Business Journal

How Great Managers Define Talent

Selecting for talent is the first key

Normally we associate talent only with celebrated excellence -- with a strong emphasis on the word "celebrated." We look at Michael Jordan, swaying and knifing his way to the basket, and we know that neither his training nor his dogged determination are the prime source of his brilliance. He may have both of these, but, then, so do most other NBA players. Alone, these cannot explain why Michael shines. Deep down we know that his secret weapon is his talent. We look at Robert De Niro and we think the same: he has talent. Tiger Woods, Jay Leno, Maya Angelou, they are all part of the talent club. They are blessed with a secret gift. For most of us, talent seems a rare and precious thing, bestowed on special, far-away people. They are different, these people with talent. They are "not us."

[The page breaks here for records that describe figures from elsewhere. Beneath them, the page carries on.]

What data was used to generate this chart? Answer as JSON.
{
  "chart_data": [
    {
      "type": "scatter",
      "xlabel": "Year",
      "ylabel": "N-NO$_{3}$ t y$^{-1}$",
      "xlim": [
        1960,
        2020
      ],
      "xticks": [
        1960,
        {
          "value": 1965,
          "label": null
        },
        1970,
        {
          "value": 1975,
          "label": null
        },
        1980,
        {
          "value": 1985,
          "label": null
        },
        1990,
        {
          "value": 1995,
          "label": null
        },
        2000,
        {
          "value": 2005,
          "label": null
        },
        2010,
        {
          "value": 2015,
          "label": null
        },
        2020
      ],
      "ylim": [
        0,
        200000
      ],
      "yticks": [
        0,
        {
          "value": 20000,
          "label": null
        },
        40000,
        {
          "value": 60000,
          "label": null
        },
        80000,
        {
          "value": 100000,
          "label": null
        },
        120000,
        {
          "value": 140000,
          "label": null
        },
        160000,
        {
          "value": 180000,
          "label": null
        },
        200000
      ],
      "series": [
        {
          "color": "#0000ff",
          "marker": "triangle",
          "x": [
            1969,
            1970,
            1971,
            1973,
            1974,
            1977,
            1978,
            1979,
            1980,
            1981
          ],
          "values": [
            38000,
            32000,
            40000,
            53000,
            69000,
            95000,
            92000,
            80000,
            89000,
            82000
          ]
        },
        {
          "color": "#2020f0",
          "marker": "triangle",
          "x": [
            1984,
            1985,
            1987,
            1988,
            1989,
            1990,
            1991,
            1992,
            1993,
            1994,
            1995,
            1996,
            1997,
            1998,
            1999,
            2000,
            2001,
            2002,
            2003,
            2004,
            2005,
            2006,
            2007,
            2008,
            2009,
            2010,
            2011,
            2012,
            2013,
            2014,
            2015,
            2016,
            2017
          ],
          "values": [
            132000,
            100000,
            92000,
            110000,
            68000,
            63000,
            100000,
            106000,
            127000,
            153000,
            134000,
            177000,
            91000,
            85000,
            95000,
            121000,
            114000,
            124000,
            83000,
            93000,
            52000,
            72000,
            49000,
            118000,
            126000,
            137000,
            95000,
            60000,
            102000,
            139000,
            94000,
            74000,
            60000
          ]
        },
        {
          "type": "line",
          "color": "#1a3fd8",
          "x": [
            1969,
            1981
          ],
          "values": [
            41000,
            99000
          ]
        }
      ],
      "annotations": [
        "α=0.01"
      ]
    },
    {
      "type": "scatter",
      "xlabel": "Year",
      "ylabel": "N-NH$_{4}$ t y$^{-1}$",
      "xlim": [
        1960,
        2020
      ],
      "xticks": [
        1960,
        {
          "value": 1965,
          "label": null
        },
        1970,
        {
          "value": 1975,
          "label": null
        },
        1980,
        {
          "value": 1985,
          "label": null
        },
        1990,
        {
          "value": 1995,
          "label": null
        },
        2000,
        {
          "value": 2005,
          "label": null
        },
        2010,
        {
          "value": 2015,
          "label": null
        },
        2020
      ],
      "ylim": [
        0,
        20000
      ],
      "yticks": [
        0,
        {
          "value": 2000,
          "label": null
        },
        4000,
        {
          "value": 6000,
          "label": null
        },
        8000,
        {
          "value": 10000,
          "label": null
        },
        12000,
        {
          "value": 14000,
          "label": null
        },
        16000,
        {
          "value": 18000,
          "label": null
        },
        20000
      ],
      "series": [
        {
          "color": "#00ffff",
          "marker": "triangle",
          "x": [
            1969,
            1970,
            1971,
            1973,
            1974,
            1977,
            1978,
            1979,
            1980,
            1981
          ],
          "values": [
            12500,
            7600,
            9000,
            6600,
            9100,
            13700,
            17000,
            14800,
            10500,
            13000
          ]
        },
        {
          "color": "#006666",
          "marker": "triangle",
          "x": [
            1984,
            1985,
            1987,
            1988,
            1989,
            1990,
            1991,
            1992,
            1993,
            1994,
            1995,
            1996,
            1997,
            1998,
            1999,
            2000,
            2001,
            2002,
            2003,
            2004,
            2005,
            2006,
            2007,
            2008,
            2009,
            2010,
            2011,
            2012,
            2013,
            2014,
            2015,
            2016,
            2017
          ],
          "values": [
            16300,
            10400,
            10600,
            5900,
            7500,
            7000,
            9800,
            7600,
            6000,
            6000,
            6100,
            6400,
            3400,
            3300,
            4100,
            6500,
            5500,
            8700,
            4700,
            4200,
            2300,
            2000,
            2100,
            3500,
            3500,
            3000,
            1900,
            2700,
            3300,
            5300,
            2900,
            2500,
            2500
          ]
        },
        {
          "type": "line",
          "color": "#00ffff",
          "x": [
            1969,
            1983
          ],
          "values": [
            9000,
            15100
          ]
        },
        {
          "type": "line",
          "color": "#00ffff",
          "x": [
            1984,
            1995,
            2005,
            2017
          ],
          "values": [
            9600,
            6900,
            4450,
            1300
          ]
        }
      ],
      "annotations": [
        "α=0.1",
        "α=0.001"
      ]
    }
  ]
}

Great managers disagree with this definition of talent. It is too narrow, too specialized. Instead, they define a talent as "a recurring pattern of thought, feeling or behavior that can be productively applied." The emphasis here is on the word "recurring." Your talents, they say, are the behaviors you find yourself doing often. You have a mental filter that sifts through your world, forcing you to pay attention to some stimuli, while others slip past you, unnoticed. Your instinctive ability to remember names, rather than just faces, is a talent. Your need to alphabetize your spice rack and color code your wardrobe is a talent. So is your love of crossword puzzles, or your fascination with risk, or your impatience. Any recurring patterns of behavior that can be productively applied are talents. The key to excellent performance, of course, is finding the match between your talents and your role.

This definition of talent is deceptively neutral, almost bland. Nevertheless, it guides great managers toward a momentous discovery: Every role, performed at excellence, requires talent, because every role, performed at excellence, requires certain recurring patterns of thought, feeling or behavior. This means that great nurses have talent. So do great truck drivers and great teachers, great housekeepers and great flight attendants. . . .

Regardless of the role and regardless of whether the excellence is "celebrated" or anonymous, great managers know that excellence is impossible without talent.